Our third and final long distance train ride was on the Tranzalpine from Christchurch to Greymouth, via Arthur's Pass. We were lucky to get nice weather for this very scenic run.
At the top of the Alps at Arthur's Pass is the Otira tunnel, 8.5km long and 1 in 33 gradient, a difficult task for the heavy freight trains on the line. For many years electric locos took trains through the tunnel, but the electrification has now gone and diesels do the work. The tunnel has doors at the lower end and after uphill trains have entered the doors are closed and giant fans suck fresh air into the tunnel. Train crews carry oxygen equipment in case of emergency. Here's the three assisting diesels waiting to be attached to the front of the next freight train - making five locos in all.
Greymouth is a small harbour town.
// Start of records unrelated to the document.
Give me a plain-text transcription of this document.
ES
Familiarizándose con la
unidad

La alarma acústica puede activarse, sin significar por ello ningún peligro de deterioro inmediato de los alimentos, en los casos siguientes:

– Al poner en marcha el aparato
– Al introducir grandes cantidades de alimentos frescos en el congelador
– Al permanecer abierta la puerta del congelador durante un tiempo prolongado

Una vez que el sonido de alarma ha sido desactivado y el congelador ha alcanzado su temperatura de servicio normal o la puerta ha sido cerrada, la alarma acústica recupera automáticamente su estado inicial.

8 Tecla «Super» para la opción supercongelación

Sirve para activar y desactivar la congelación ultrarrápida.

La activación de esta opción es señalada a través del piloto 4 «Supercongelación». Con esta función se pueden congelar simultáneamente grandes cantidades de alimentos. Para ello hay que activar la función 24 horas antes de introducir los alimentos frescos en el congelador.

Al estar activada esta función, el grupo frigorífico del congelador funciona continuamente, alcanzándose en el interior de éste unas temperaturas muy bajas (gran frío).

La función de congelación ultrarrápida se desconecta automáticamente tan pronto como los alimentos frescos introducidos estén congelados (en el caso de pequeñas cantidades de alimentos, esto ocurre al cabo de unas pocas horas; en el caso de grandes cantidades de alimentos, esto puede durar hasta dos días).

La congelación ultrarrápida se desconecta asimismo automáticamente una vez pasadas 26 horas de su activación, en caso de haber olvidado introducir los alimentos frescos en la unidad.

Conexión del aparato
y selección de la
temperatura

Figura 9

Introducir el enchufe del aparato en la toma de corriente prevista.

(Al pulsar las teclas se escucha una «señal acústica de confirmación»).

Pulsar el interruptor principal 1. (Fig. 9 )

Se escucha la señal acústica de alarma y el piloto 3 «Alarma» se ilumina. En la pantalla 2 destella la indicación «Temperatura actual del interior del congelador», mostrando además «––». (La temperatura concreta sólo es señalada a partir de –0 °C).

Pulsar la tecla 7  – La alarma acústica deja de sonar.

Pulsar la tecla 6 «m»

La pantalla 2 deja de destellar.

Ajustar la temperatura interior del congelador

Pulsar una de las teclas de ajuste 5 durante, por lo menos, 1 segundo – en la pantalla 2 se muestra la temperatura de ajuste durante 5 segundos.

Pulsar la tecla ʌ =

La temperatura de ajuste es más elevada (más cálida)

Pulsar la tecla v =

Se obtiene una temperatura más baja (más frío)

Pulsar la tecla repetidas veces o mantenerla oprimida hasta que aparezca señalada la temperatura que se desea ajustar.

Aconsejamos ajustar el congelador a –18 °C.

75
The local delicacy is Whitebait: These are a lot smaller than the ones I'm used to in Europe and are mixed into an eggy batter, fried and served in a sandwich.
We just had time for a quick drink in the Speight's Ale House before catching our return train to Christchurch.
We visited Christchurch Transport and Science Museum to find a massive collection of vehicles and other artefacts. I was particularly interested to see the printing exhibition, including this large linotype machine.
Not far away is the Canterbury Traction Engine Club where they have a massive collection of traction engines and other industrial machinery, not to mention full size and model trains.
All over the countryside we noticed giant hedges like this one, they were up to 20 feet high and could be 100 yards long and many were very neatly trimmed into a tidy box shape. We eventually learned that these are grown as windbreaks to provide shelter for stock in stormy weather.
We stopped for a brief pause in the coastal town of Oamaru and were surprised to find this splendid old American steam loco dating from the 1880s. Apparently it spent a significant part of the last century at the bottom of the sea, having been placed there as an artificial reef to prevent silting of the harbour!
Oamaru town centre has been protected from modern development and contains lots of old buildings.
We went to Oamaru in the hope of seeing some penguins but we only saw one and I didn't manage to get a good picture. We did see lots of shags on the shore, however.
On the beach is this example of pillow lava, caused by molten lava cooling rapidly when it reaches the sea.
A fasinating visit to this opencast gold mining operation, where they dig vast quantities of rock out of the ground and then crush it and treat it chemically and eventually extract a tiny quantity of gold.
This tyre gives an idea of the size of the dump trucks.
The rock is ground to dust in giant tumblers filled with steel balls before kilning and chemical treatment finally releases the gold. This is one of the grinding machines.
Previously, gold was mined using tunnels and the rocks crushed in simple water powered crushers, and some examples remain for visitors to look at.
In the village of Macrae Flats we found dry stone walls just like England's Peak District.